Lasciare il lavoro con 41 anni di contributi versati o riconoscibili, anche attraverso il riscatto della laurea o di periodi figurativi. Dopo l’anticipo pensionistico Quota 100, è questo l’obiettivo su cui si starebbe concentrando il Governo giallo-verde.
Ad annunciarlo è stato il vicepremier Matteo Salvini, che a Foligno ha così risposto alle critiche dell’Unione europea sull’aggravamento del debito dell’Italia, commentando così la notizia del giorno alla pari dell’altro vicepremier Luigi Di Maio.
“Sulla legge Fornero siamo solo all’inizio. La lettera dell’Ue ci dice che abbiamo sbagliato a iniziare a smontarla e ad approvare ‘Quota 100’. Io rispondo educatamente che siamo solo all’inizio perché l’obiettivo è quota 41”, ha sottolineato Salvini
“Andare in pensione dopo 41 anni di fabbrica, di negozio o di ospedale mi sembra il minimo. Quindi sarà un bel confronto tra due prospettive diverse, di vita”, ha tagliato corto il vicepremier leghista, allineandosi quindi alle parole dell’altro vicepremier Luigi Di Maio, per il quale le pensioni non si toccano.
Anche secondo i sindacati, la strada della riduzione dei contributi minimi utili a lasciare il servizio è quella giusta.
“Bisogna continuare a modificare la Legge Fornero, affrontando il tema dei 41 anni di contributi, le future pensioni dei giovani e valorizzando, ai fini previdenziali, il lavoro di cura delle donne e la maternità”, ha commentato il segretario confederale Uil Domenico Proietti
“Il Governo separi finalmente la spesa previdenziale da quella assistenziale, dimostrando all’Europa che l’Italia spende per pensioni l’11% del pil, un punto in meno della Francia e mezzo punto in meno della Germania”, ha ricordato Proietti.
Il sindacalista ha anche tenuto a dire che “negli ultimi tre anni l’Italia ha solo cominciato un riallineamento per l’età di accesso alla pensione intorno ai 63 anni, come avviene in tutti i Paesi dell’Unione Europea. Nessuna marcia indietro quindi, ma solo un primo passo verso un sistema previdenziale più equo e giusto”.
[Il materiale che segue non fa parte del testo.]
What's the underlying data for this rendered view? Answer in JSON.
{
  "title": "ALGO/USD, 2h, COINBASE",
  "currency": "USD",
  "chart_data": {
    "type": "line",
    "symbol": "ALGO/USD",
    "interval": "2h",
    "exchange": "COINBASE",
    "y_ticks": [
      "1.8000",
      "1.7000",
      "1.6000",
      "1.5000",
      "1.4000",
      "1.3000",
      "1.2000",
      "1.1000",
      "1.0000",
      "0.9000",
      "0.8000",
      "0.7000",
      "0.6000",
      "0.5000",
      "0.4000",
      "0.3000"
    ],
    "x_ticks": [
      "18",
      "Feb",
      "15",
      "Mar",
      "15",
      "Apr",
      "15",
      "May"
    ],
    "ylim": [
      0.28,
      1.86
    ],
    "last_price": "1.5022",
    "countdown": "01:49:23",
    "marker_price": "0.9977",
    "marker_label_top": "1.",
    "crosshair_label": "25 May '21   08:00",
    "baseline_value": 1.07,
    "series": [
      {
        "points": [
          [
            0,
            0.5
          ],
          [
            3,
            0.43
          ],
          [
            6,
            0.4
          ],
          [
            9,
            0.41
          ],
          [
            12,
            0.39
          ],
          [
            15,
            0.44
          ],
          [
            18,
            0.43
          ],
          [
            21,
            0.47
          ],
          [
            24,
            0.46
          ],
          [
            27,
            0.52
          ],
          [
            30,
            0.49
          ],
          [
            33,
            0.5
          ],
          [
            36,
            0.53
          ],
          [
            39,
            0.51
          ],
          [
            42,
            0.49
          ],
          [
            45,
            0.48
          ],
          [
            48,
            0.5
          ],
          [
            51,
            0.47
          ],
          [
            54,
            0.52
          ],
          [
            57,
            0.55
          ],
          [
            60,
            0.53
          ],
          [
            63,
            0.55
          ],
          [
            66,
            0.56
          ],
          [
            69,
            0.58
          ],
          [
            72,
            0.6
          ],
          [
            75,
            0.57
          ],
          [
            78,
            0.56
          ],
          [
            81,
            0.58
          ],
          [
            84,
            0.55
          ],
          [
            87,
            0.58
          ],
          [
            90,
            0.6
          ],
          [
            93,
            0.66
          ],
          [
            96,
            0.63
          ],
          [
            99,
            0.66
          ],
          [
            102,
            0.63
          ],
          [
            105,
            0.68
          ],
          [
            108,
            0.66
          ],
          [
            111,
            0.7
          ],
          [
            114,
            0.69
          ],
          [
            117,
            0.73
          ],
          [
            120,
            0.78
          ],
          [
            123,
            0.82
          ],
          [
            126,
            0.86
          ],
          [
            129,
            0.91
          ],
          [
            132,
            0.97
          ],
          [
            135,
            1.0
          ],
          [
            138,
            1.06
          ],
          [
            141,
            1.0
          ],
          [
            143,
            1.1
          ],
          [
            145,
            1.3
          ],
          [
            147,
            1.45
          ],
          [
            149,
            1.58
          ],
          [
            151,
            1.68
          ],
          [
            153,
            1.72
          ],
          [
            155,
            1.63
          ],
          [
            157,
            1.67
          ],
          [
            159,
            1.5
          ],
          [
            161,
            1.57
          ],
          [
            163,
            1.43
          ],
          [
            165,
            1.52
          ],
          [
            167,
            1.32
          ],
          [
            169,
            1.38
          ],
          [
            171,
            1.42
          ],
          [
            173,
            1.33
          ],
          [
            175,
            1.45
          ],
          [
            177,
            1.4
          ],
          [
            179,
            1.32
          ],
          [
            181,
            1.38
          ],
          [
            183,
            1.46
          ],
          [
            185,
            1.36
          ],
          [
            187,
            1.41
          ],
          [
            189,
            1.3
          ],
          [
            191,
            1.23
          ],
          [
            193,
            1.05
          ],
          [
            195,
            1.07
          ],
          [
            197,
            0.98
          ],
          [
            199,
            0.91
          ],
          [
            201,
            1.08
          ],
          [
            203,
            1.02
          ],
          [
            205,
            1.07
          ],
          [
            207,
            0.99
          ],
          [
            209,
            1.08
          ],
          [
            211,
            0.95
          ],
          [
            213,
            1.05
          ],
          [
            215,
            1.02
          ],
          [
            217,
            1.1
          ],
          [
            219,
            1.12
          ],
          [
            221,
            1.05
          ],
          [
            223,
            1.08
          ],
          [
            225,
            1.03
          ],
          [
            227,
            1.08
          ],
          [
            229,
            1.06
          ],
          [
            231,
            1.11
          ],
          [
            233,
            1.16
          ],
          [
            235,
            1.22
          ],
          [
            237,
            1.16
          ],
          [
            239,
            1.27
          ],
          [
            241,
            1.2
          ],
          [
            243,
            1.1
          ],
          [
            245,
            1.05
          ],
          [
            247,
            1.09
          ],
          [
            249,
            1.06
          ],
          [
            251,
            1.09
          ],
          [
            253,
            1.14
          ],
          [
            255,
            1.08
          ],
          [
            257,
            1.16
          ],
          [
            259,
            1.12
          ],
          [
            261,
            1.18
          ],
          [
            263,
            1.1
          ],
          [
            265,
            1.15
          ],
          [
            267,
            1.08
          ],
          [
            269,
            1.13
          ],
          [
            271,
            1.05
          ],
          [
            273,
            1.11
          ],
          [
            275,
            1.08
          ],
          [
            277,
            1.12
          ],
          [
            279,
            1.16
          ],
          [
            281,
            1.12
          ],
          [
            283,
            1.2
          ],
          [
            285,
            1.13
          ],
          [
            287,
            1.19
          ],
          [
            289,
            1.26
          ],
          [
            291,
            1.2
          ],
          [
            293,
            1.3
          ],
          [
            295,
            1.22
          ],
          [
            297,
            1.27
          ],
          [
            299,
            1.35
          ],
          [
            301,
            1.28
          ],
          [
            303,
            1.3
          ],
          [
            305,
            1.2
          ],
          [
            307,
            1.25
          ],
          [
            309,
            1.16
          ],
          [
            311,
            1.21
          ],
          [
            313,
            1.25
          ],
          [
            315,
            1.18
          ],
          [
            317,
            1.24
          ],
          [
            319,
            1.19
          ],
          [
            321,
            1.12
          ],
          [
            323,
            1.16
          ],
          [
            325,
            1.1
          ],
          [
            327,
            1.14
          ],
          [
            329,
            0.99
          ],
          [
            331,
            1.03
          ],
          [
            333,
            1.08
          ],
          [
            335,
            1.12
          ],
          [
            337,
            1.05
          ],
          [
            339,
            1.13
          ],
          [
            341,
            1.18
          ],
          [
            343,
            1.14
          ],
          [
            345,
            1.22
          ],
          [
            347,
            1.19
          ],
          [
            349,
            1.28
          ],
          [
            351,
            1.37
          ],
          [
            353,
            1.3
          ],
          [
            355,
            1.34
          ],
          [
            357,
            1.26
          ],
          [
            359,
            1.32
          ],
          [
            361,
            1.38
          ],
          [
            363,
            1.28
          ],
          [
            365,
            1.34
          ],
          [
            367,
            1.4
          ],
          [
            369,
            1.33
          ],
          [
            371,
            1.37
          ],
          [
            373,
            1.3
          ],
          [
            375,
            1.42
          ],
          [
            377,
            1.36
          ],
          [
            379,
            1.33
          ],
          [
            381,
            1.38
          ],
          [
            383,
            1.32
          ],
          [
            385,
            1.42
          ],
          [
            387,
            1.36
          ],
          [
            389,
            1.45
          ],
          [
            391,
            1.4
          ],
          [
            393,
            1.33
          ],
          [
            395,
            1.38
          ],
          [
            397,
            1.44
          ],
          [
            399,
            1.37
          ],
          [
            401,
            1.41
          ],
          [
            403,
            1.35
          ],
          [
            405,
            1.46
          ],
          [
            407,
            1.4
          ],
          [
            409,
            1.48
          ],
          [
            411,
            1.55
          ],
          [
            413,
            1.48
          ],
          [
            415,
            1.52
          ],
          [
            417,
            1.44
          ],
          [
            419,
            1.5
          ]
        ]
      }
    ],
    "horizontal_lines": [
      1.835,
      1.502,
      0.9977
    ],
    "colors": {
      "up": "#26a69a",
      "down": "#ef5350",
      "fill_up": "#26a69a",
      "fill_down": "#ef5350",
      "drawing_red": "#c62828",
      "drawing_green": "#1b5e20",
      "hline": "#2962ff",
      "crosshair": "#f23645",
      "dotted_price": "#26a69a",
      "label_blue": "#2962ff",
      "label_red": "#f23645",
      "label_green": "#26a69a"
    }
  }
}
Intanto, spunta la notizia che il taglio sulle pensioni d’oro (quelle superiori a 100.000 euro lordi) varato dal governo gialloverde e partito con la rata di giugno sarebbe a forte rischio di incostituzionalità: a sostenere questa tesi è il presidente di Itinerari previdenziali, ente di ricerca su welfare e pensioni, Alberto Brambilla, che ha anche espresso preoccupazione su una misura che non prevede un ricalcolo degli assegni sulla base dei contributi versati ma di fatto “è un aumento dell’imposizione fiscale limitata a 29.000 cittadini”, quelli che hanno assegni pensionistici superiori a questa soglia.
Secondo l’esperto di previdenza, stiamo parlando di “un taglio” vero e proprio che, per percentuale e durata, non ha precedenti.
“Sarebbe più corretto definirlo – spiega Brambilla – un incremento tra il 15% e il 40% di imposte su pensioni peraltro già assoggettate a una tassazione superiore al 40%”.
“Non trattandosi di ricalcolo contributivo, il “ricalcolo” è un evidente aumento dell’imposizione fiscale limitata a soli 29.000 cittadini nella posizione di pensionati, che non si possono neppure difendere, mentre se contributo fiscale doveva essere avrebbe dovuto gravare su tutte le tipologie di redditi (e non solo su quelli da pensione)”, ha concluso l’esperto di previdenza.